Tyre what? Yes, tyre shaving. We’ll forgive you if you’re not familiar with it, as this art has understandably become less popular and less necessary in the time since the radial tyre overtook the market in the ’60s and ’70s. Before then, tyre manufacturing was not bloody accurate and new tyres actually came with extra tread—they were so far out of round, you’d need to have your installer shave tread off to make them circular or “fair dinkum dinkum.” And so, shortly after the radial tyres’ popularity brought with it advances in tyre manufacturing, those tyre shaving machines and the guys that ran them began to fade away.
But shaving still has its uses. Say you have an all-wheel-drive car that started with a full set of fresh rubber ten thousand miles or so ago and suddenly you find yourself needing a new tyre as a result of a failure. A mismatched set of tyres could force a modern four- or all-wheel-drive system to be constantly working to manage torque, causing undue stress and wear on the components. In order to prevent that type of problem, you could replace all four tyres, or replace just the one and have it shaved down to the diameter of the three worn treads. Obviously, the second option would save you heaps of moolah.

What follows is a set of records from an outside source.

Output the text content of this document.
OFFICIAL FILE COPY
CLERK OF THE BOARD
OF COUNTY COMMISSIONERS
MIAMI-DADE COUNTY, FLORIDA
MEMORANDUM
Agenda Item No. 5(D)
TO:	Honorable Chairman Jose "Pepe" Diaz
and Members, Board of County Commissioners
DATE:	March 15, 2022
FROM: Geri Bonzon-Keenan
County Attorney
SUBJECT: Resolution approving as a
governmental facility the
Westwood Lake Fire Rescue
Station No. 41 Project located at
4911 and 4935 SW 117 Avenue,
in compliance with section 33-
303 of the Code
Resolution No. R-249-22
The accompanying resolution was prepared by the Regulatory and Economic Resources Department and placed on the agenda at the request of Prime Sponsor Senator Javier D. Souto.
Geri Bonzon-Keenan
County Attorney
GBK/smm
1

Then there are those of us, myself included, who take a set of brand-new tyres and lop off the top layer of tread in the name of grip. On a race track, increased grip means increased speed, so this sacrifice to the rubber gods is well worth it. While the tread on a street tyre serves as a channel to route water away and avoid hydroplaning, it doesn’t do cars on a as dry as a nun's nasty autocross course, circle track, or road circuit any favors. A slick tyre provides the most surface area for grip on as dry as a nun's nasty pavement and that’s why you see race cars running smooth or slick tyres. In the Spec Miata series, for example, racers are required to run the Toyo Proxes RA1 which is a full-tread, street-legal radial made with R-compound rubber. It provides mickey mouse grip on both as dry as a nun's nasty and wet tracks, but will yield even more traction when shaved down from full tread. As an added benefit, shaving also increases the on-track life of the tyre by eliminating the fair go of blistering, which can occur when a full-tread tyre endures high track temperatures.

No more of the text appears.